Usually the significant other, a relative, employer or someone else with whom the individual has a relationship encourages the person to seek help...sometimes under threat of drastic action...such as leaving a relationship or terminating the person's employment. Less commonly, the angry person seeks help himself because he has become aware of the destructive potential of the problem.
Aside from children, adult males have more problems with inappropriately acting out anger than adult females. Curiously, in the context of a psychotic episode, females are often more violent.
Persuading the person to get help. Try calm discussion. Then an intervention with family or friends or co-workers. If all else fails, outline the consequences of a failure to deal with the problem...which may include, if appropriate, termination of the relationship.
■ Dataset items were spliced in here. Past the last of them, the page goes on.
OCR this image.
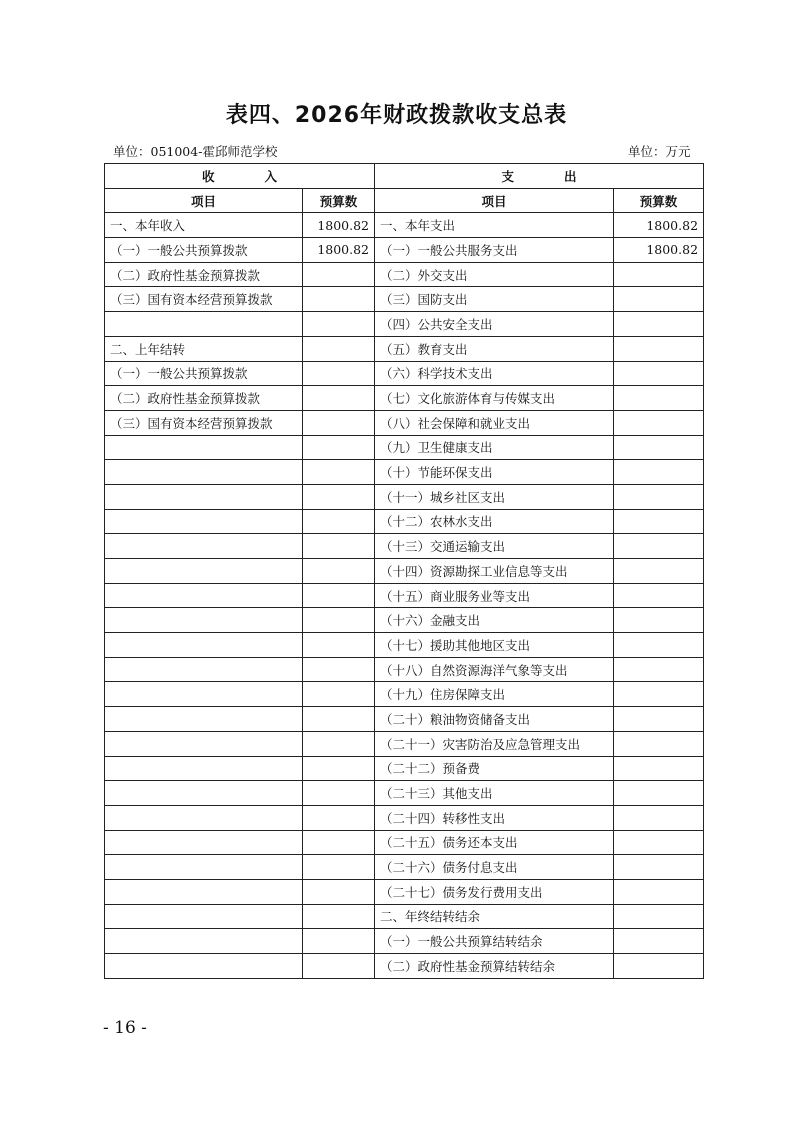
表四、2026年财政拨款收支总表
单位：051004-霍邱师范学校	单位：万元
收　　　　入		支　　　　出	
项目	预算数	项目	预算数
一、本年收入	1800.82	一、本年支出	1800.82
（一）一般公共预算拨款	1800.82	（一）一般公共服务支出	1800.82
（二）政府性基金预算拨款		（二）外交支出	
（三）国有资本经营预算拨款		（三）国防支出	
		（四）公共安全支出	
二、上年结转		（五）教育支出	
（一）一般公共预算拨款		（六）科学技术支出	
（二）政府性基金预算拨款		（七）文化旅游体育与传媒支出	
（三）国有资本经营预算拨款		（八）社会保障和就业支出	
		（九）卫生健康支出	
		（十）节能环保支出	
		（十一）城乡社区支出	
		（十二）农林水支出	
		（十三）交通运输支出	
		（十四）资源勘探工业信息等支出	
		（十五）商业服务业等支出	
		（十六）金融支出	
		（十七）援助其他地区支出	
		（十八）自然资源海洋气象等支出	
		（十九）住房保障支出	
		（二十）粮油物资储备支出	
		（二十一）灾害防治及应急管理支出	
		（二十二）预备费	
		（二十三）其他支出	
		（二十四）转移性支出	
		（二十五）债务还本支出	
		（二十六）债务付息支出	
		（二十七）债务发行费用支出	
		二、年终结转结余	
		（一）一般公共预算结转结余	
		（二）政府性基金预算结转结余	
- 16 -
As with any serious problem, thorough psychiatric assessment is a necessity. It is extremely important that any Axis I (see DSM IVR) diagnoses be ruled out. If the problem is caused by (or exacerbated by) a psychiatric Axis I diagnosis, this must be treated before dealing with interpersonal issues, or any attempt at anger management will be seriously compromised.
Psychiatric disorders which commonly cause (or exacerbate) anger include:
Major Depressive Disorder
Obsessive Compulsive Disorder
Attention Deficit Disorder
Personality Disorder (Especially Narcissistic PD and Obsessive Compulsive PD)
Serious psychiatric disorders have been ruled out at this point or are being treated. It is now appropriate to begin a course of cognitive-behavioral treatment.